Kristol and Cheney Hunt "The Al Qaeda 7".



This advert is truly revolting.

The ad brands Eric Holder's DOJ the "Department of Jihad" because it employs 9 lawyers who previously represented Guantanamo detainees (including Deputy Solicitor General Neal Katyal, who successfully represented the Guantanamo-plaintiffs in the 2006 Hamdan case before the U.S. Supreme Court). The ad darkly asks of these lawyers: "whose values do they share?," and labels 7 of those unidentified DOJ lawyers "The Al Qaeda 7."

The premise of the ad is as clear as it insidious: any lawyers representing
accused Terrorists are of suspect loyalties and allegiances, are devoted to "jihad," and are sympathetic to, if not part of, Al Qaeda (this profoundly ugly smear campaign began with the always-unhinged Andrew McCarthy in National Review, who branded such lawyers "terrorist sympathizers").

This slander encompasses scores of
American military lawyers, who have vigorously, passionately and often successfully defended numerous Guantanamo detainees, including those accused of being Al Qaeda operatives.
It's been produced by a group run by Dick Cheney's daughter and Bill Kristol.

The use of the phrase "The al-Qaeda 7" is clearly intended to imply that there is something criminal or suspicious about what these military lawyers have been doing.

The truth, of course, is that these lawyers have simply been doing their jobs and ensuring, as is supposed to be the American way, that the men they represented got as fair a trial as was possible during the days of the Bush administration. And the men they represented were not "terrorist detainees" as this scurrilous ad claims, they were suspected terrorists. And we all know that the vast majority of these detainees were released due to the lack of evidence against them.

And yet, Kristol and Cheney are now launching this attack on these people, implying that these men and women might possibly share values with al Qaeda.

It's about as irresponsible and reprehensible as any advert could possibly be.

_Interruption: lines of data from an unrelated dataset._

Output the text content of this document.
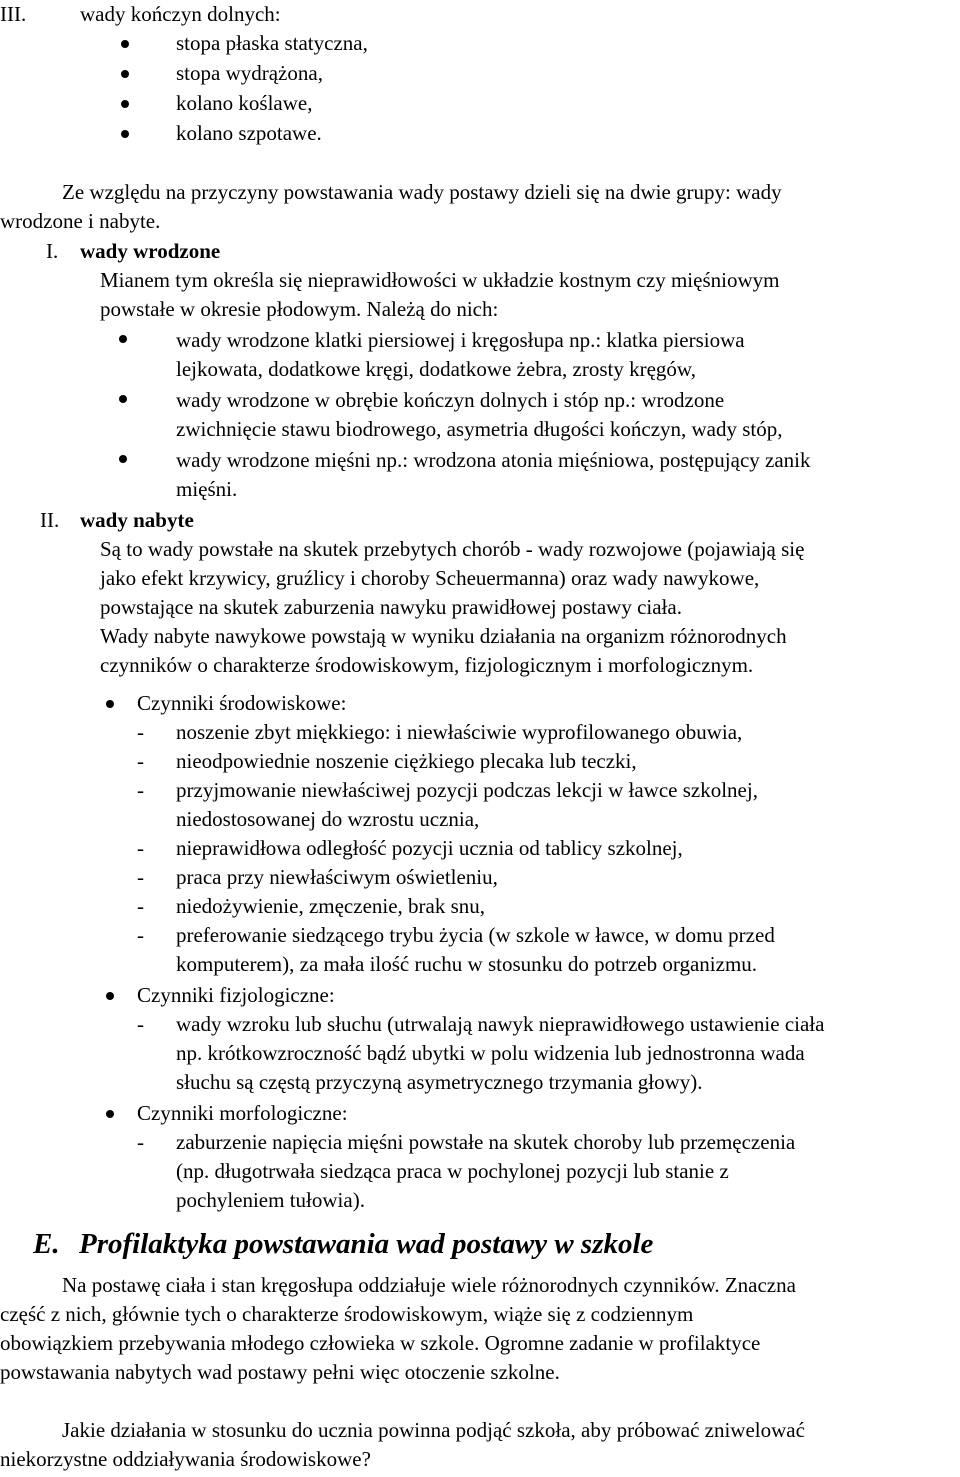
III.	wady kończyn dolnych:
stopa płaska statyczna,
stopa wydrążona,
kolano koślawe,
kolano szpotawe.
Ze względu na przyczyny powstawania wady postawy dzieli się na dwie grupy: wady
wrodzone i nabyte.
I. wady wrodzone
Mianem tym określa się nieprawidłowości w układzie kostnym czy mięśniowym
powstałe w okresie płodowym. Należą do nich:
wady wrodzone klatki piersiowej i kręgosłupa np.: klatka piersiowa
lejkowata, dodatkowe kręgi, dodatkowe żebra, zrosty kręgów,
wady wrodzone w obrębie kończyn dolnych i stóp np.: wrodzone
zwichnięcie stawu biodrowego, asymetria długości kończyn, wady stóp,
wady wrodzone mięśni np.: wrodzona atonia mięśniowa, postępujący zanik
mięśni.
II. wady nabyte
Są to wady powstałe na skutek przebytych chorób - wady rozwojowe (pojawiają się
jako efekt krzywicy, gruźlicy i choroby Scheuermanna) oraz wady nawykowe,
powstające na skutek zaburzenia nawyku prawidłowej postawy ciała.
Wady nabyte nawykowe powstają w wyniku działania na organizm różnorodnych
czynników o charakterze środowiskowym, fizjologicznym i morfologicznym.
Czynniki środowiskowe:
- noszenie zbyt miękkiego: i niewłaściwie wyprofilowanego obuwia,
- nieodpowiednie noszenie ciężkiego plecaka lub teczki,
- przyjmowanie niewłaściwej pozycji podczas lekcji w ławce szkolnej,
niedostosowanej do wzrostu ucznia,
- nieprawidłowa odległość pozycji ucznia od tablicy szkolnej,
- praca przy niewłaściwym oświetleniu,
- niedożywienie, zmęczenie, brak snu,
- preferowanie siedzącego trybu życia (w szkole w ławce, w domu przed
komputerem), za mała ilość ruchu w stosunku do potrzeb organizmu.
Czynniki fizjologiczne:
- wady wzroku lub słuchu (utrwalają nawyk nieprawidłowego ustawienie ciała
np. krótkowzroczność bądź ubytki w polu widzenia lub jednostronna wada
słuchu są częstą przyczyną asymetrycznego trzymania głowy).
Czynniki morfologiczne:
- zaburzenie napięcia mięśni powstałe na skutek choroby lub przemęczenia
(np. długotrwała siedząca praca w pochylonej pozycji lub stanie z
pochyleniem tułowia).
E. Profilaktyka powstawania wad postawy w szkole
Na postawę ciała i stan kręgosłupa oddziałuje wiele różnorodnych czynników. Znaczna
część z nich, głównie tych o charakterze środowiskowym, wiąże się z codziennym
obowiązkiem przebywania młodego człowieka w szkole. Ogromne zadanie w profilaktyce
powstawania nabytych wad postawy pełni więc otoczenie szkolne.
Jakie działania w stosunku do ucznia powinna podjąć szkoła, aby próbować zniwelować
niekorzystne oddziaływania środowiskowe?
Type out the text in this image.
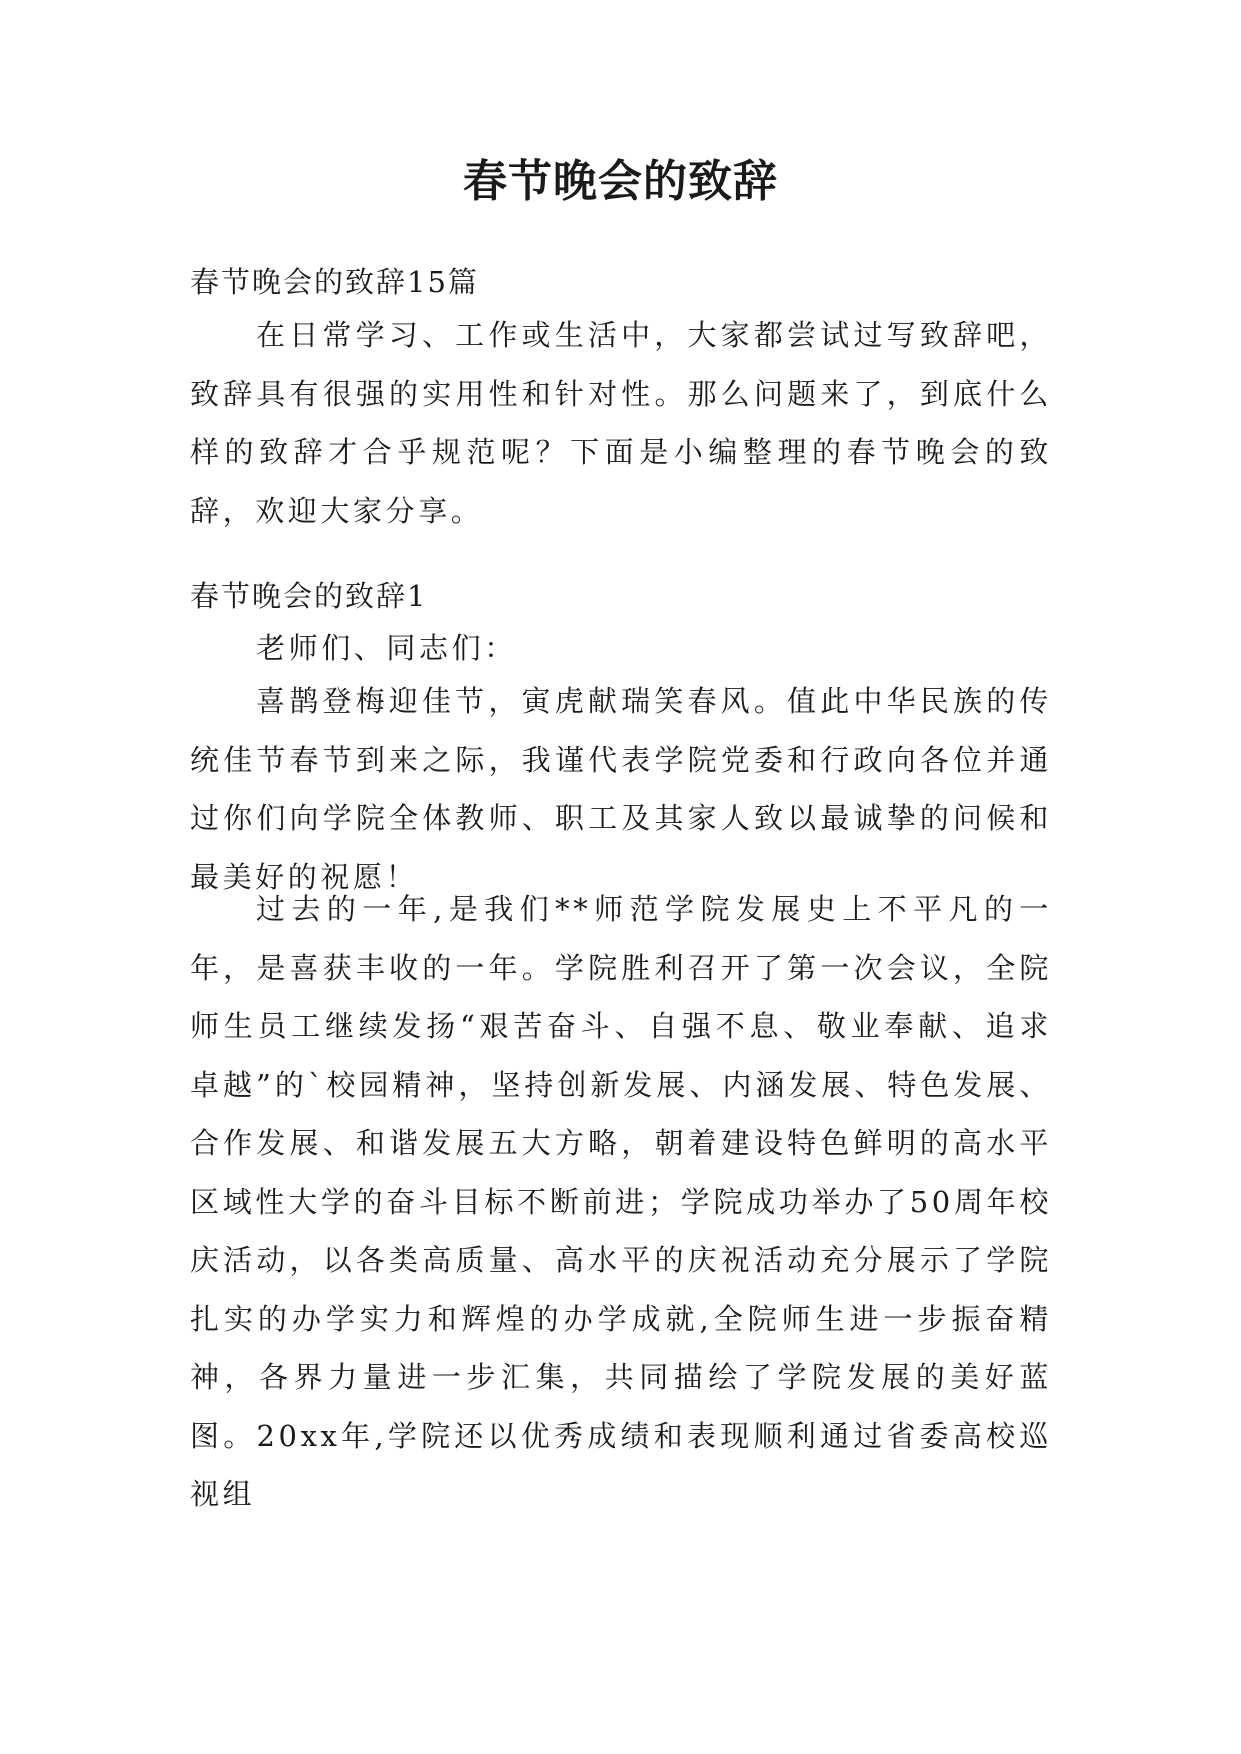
春节晚会的致辞

春节晚会的致辞15篇

在日常学习、工作或生活中，大家都尝试过写致辞吧，致辞具有很强的实用性和针对性。那么问题来了，到底什么样的致辞才合乎规范呢？下面是小编整理的春节晚会的致辞，欢迎大家分享。

春节晚会的致辞1

老师们、同志们：

喜鹊登梅迎佳节，寅虎献瑞笑春风。值此中华民族的传统佳节春节到来之际，我谨代表学院党委和行政向各位并通过你们向学院全体教师、职工及其家人致以最诚挚的问候和最美好的祝愿！

过去的一年,是我们**师范学院发展史上不平凡的一年，是喜获丰收的一年。学院胜利召开了第一次会议，全院师生员工继续发扬“艰苦奋斗、自强不息、敬业奉献、追求卓越”的`校园精神，坚持创新发展、内涵发展、特色发展、合作发展、和谐发展五大方略，朝着建设特色鲜明的高水平区域性大学的奋斗目标不断前进；学院成功举办了50周年校庆活动，以各类高质量、高水平的庆祝活动充分展示了学院扎实的办学实力和辉煌的办学成就,全院师生进一步振奋精神，各界力量进一步汇集，共同描绘了学院发展的美好蓝图。20xx年,学院还以优秀成绩和表现顺利通过省委高校巡视组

John Adams famously represented the British soldiers who took part in the Boston massacre. Would Cheney and Kristol impugn his loyalty and wonder whose values he shared?

UPDATE:

The seven have now been named by a Justice Department spokesman, who said "politics has overtaken facts and reality" in a tug-of-war over the lawyers' identities.

Although the Fox News article contains some interesting facts:
The Obama Administration is not the first to hire lawyers who represented or advocated for terror suspects.

Pratik Shah, an assistant to the Solicitor General hired by the Bush Administration, was part of the WilmerHale team that put together arguments for the Boumediene v. Bush case.

Trisha Anderson, an adviser in the Justice Department's Office of Legal Counsel who was also hired by the Bush Administration, was previously an attorney at Attorney General Eric Holder's former firm, Covington & Burling, where she helped represent 13 Yemeni detainees.

Varda Hussain, an attorney hired in 2008 with the Justice Department's Civil Rights Division, was an associate with the Washington-based firm Venable when she helped represent three Egyptians being held at Guantanamo Bay.
Cheney and Kristol were strangely quiet when George Bush and Cheney's father were hiring people who possibly shared al Qaeda's values....

UPDATE II:



Here this reprehensible woman is interviewed by O'Reilly, and I note that O'Reilly utterly skips over the fact that Liz Cheney's father was also part of an administration which hired people who had previously defended suspected terrorists. O'Reilly decides that the Obama administration must be "clearly worried about this issue" rather than acknowledge that Cheney's claims have been exposed as the partisan rubbish which they are.

She goes on here to state that these 9 people have "previously voluntarily represented terrorists". Again, as I have said before, they were suspected terrorists, a distinction which this awful person finds impossible to make. And she is clearly implying that the voluntary status of their work makes them somehow suspicious, or why would she even bring that up?

Nor does she step back from demanding that the American people have the right to know whether or not lawyers who "used to represent and advocate on behalf of terrorists" are working inside the Justice department.

She is clearly continuing to imply that there is reason to suspect such people.

And she gets away with doing all of this without even being asked by O'Reilly about the Bush administration also hiring people who had previously worked to try to get justice for Guantanamo detainees.